Spiking neural networks (SNNs) offer many advantages over traditional artificial neural networks (ANNs) such as biological plausibility, fast information processing, and energy efficiency. Although SNNs have been used to solve a variety of control tasks using the modulated Spike-Timing-Dependent-Plasticity (STDP) learning rule, existing solutions usually involve hard-coded network architecture solving specified tasks rather than solving tasks in the decent style as traditional ANNs do.
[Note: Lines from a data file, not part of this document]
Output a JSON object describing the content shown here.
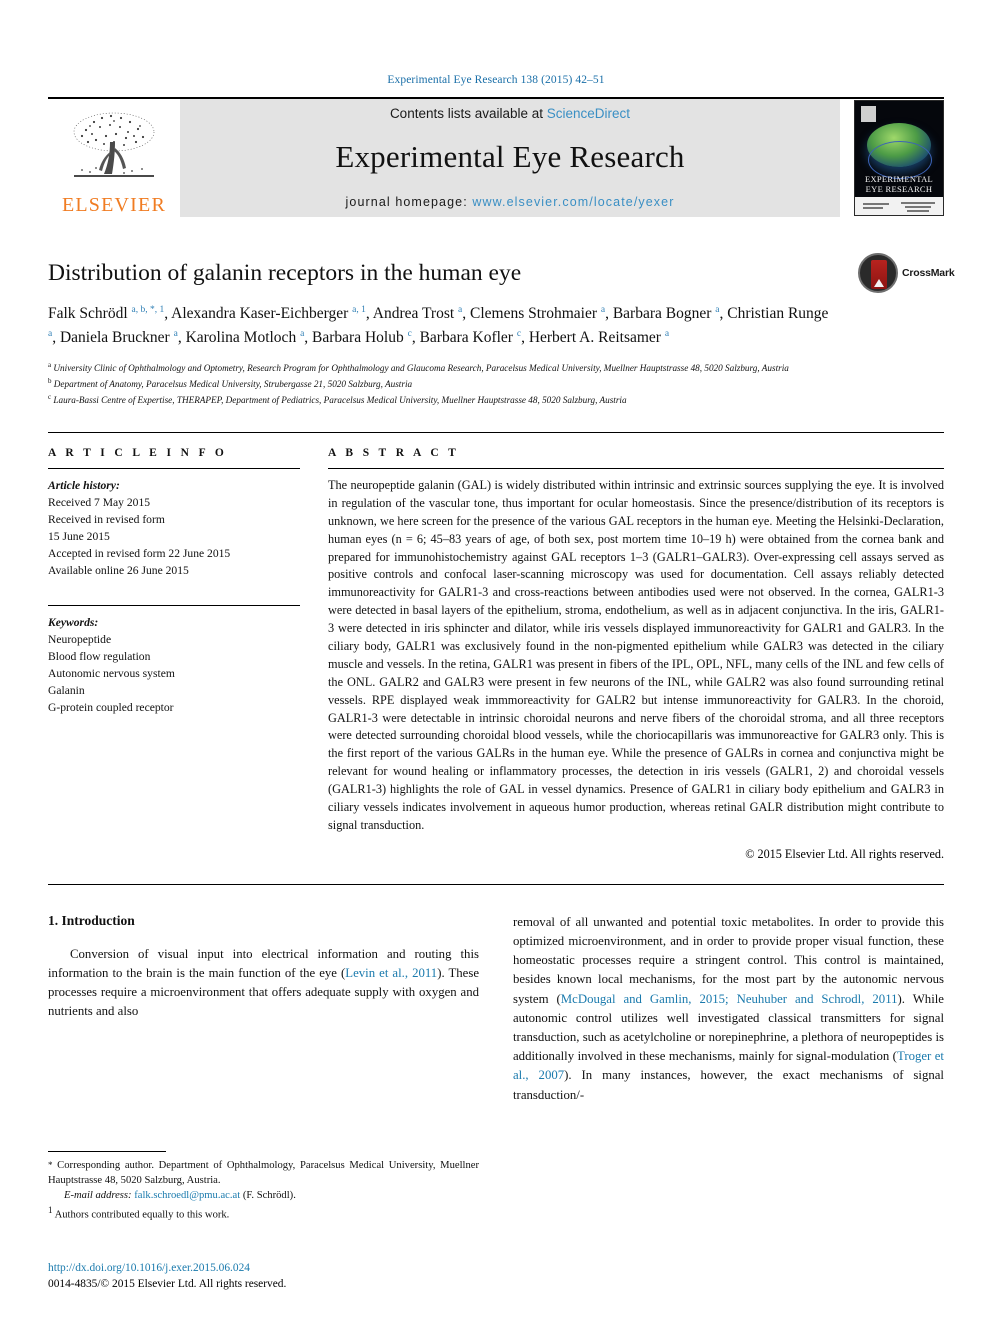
{
  "running_head": "Experimental Eye Research 138 (2015) 42–51",
  "masthead": {
    "contents_prefix": "Contents lists available at ",
    "sciencedirect": "ScienceDirect",
    "journal_name": "Experimental Eye Research",
    "homepage_prefix": "journal homepage: ",
    "homepage_url": "www.elsevier.com/locate/yexer",
    "publisher_logo_text": "ELSEVIER",
    "cover_title_line1": "EXPERIMENTAL",
    "cover_title_line2": "EYE RESEARCH",
    "accent_link_color": "#3a8fc4",
    "elsevier_orange": "#f07c22"
  },
  "article": {
    "title": "Distribution of galanin receptors in the human eye",
    "crossmark_label": "CrossMark",
    "authors_html": "Falk Schrödl <sup>a, b, *, 1</sup>, Alexandra Kaser-Eichberger <sup>a, 1</sup>, Andrea Trost <sup>a</sup>, Clemens Strohmaier <sup>a</sup>, Barbara Bogner <sup>a</sup>, Christian Runge <sup>a</sup>, Daniela Bruckner <sup>a</sup>, Karolina Motloch <sup>a</sup>, Barbara Holub <sup>c</sup>, Barbara Kofler <sup>c</sup>, Herbert A. Reitsamer <sup>a</sup>",
    "affiliations": [
      "<sup>a</sup> University Clinic of Ophthalmology and Optometry, Research Program for Ophthalmology and Glaucoma Research, Paracelsus Medical University, Muellner Hauptstrasse 48, 5020 Salzburg, Austria",
      "<sup>b</sup> Department of Anatomy, Paracelsus Medical University, Strubergasse 21, 5020 Salzburg, Austria",
      "<sup>c</sup> Laura-Bassi Centre of Expertise, THERAPEP, Department of Pediatrics, Paracelsus Medical University, Muellner Hauptstrasse 48, 5020 Salzburg, Austria"
    ]
  },
  "article_info": {
    "heading": "A R T I C L E  I N F O",
    "history_label": "Article history:",
    "history_lines": [
      "Received 7 May 2015",
      "Received in revised form",
      "15 June 2015",
      "Accepted in revised form 22 June 2015",
      "Available online 26 June 2015"
    ],
    "keywords_label": "Keywords:",
    "keywords": [
      "Neuropeptide",
      "Blood flow regulation",
      "Autonomic nervous system",
      "Galanin",
      "G-protein coupled receptor"
    ]
  },
  "abstract": {
    "heading": "A B S T R A C T",
    "text": "The neuropeptide galanin (GAL) is widely distributed within intrinsic and extrinsic sources supplying the eye. It is involved in regulation of the vascular tone, thus important for ocular homeostasis. Since the presence/distribution of its receptors is unknown, we here screen for the presence of the various GAL receptors in the human eye. Meeting the Helsinki-Declaration, human eyes (n = 6; 45–83 years of age, of both sex, post mortem time 10–19 h) were obtained from the cornea bank and prepared for immunohistochemistry against GAL receptors 1–3 (GALR1–GALR3). Over-expressing cell assays served as positive controls and confocal laser-scanning microscopy was used for documentation. Cell assays reliably detected immunoreactivity for GALR1-3 and cross-reactions between antibodies used were not observed. In the cornea, GALR1-3 were detected in basal layers of the epithelium, stroma, endothelium, as well as in adjacent conjunctiva. In the iris, GALR1-3 were detected in iris sphincter and dilator, while iris vessels displayed immunoreactivity for GALR1 and GALR3. In the ciliary body, GALR1 was exclusively found in the non-pigmented epithelium while GALR3 was detected in the ciliary muscle and vessels. In the retina, GALR1 was present in fibers of the IPL, OPL, NFL, many cells of the INL and few cells of the ONL. GALR2 and GALR3 were present in few neurons of the INL, while GALR2 was also found surrounding retinal vessels. RPE displayed weak immmoreactivity for GALR2 but intense immunoreactivity for GALR3. In the choroid, GALR1-3 were detectable in intrinsic choroidal neurons and nerve fibers of the choroidal stroma, and all three receptors were detected surrounding choroidal blood vessels, while the choriocapillaris was immunoreactive for GALR3 only. This is the first report of the various GALRs in the human eye. While the presence of GALRs in cornea and conjunctiva might be relevant for wound healing or inflammatory processes, the detection in iris vessels (GALR1, 2) and choroidal vessels (GALR1-3) highlights the role of GAL in vessel dynamics. Presence of GALR1 in ciliary body epithelium and GALR3 in ciliary vessels indicates involvement in aqueous humor production, whereas retinal GALR distribution might contribute to signal transduction.",
    "copyright": "© 2015 Elsevier Ltd. All rights reserved."
  },
  "introduction": {
    "heading": "1. Introduction",
    "left_paragraph_html": "Conversion of visual input into electrical information and routing this information to the brain is the main function of the eye (<span class=\"cite\">Levin et al., 2011</span>). These processes require a microenvironment that offers adequate supply with oxygen and nutrients and also",
    "right_paragraph_html": "removal of all unwanted and potential toxic metabolites. In order to provide this optimized microenvironment, and in order to provide proper visual function, these homeostatic processes require a stringent control. This control is maintained, besides known local mechanisms, for the most part by the autonomic nervous system (<span class=\"cite\">McDougal and Gamlin, 2015; Neuhuber and Schrodl, 2011</span>). While autonomic control utilizes well investigated classical transmitters for signal transduction, such as acetylcholine or norepinephrine, a plethora of neuropeptides is additionally involved in these mechanisms, mainly for signal-modulation (<span class=\"cite\">Troger et al., 2007</span>). In many instances, however, the exact mechanisms of signal transduction/-"
  },
  "footnotes": {
    "corresponding_html": "<span class=\"star\">*</span> Corresponding author. Department of Ophthalmology, Paracelsus Medical University, Muellner Hauptstrasse 48, 5020 Salzburg, Austria.",
    "email_label": "E-mail address:",
    "email": "falk.schroedl@pmu.ac.at",
    "email_owner": "(F. Schrödl).",
    "equal_contrib_html": "<sup>1</sup> Authors contributed equally to this work."
  },
  "footer": {
    "doi": "http://dx.doi.org/10.1016/j.exer.2015.06.024",
    "issn_line": "0014-4835/© 2015 Elsevier Ltd. All rights reserved."
  }
}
This results in neglecting one of the biggest advantages of ANNs, being general-purpose and easy-to-use due to their simple network architecture, which usually consists of an input layer, one or multiple hidden layers and an output layer. This paper addresses the problem by introducing an end-to-end learning approach of spiking neural networks constructed with one hidden layer and R-STDP synapses in an all-to-all fashion. We use the supervised reward-modulated Spike-Timing-Dependent-Plasticity (R-STDP) learning rule to train two different SNN-based sub-controllers to replicate a desired obstacle avoiding and goal approaching behavior, provided by pre-generated datasets. Together they make up a target-reaching controller and are used to control a simulated mobile robot to reach a target area while avoiding obstacles in its path. We demonstrate the performance and effectiveness of our trained SNNs to achieve target reaching tasks in different unknown scenarios.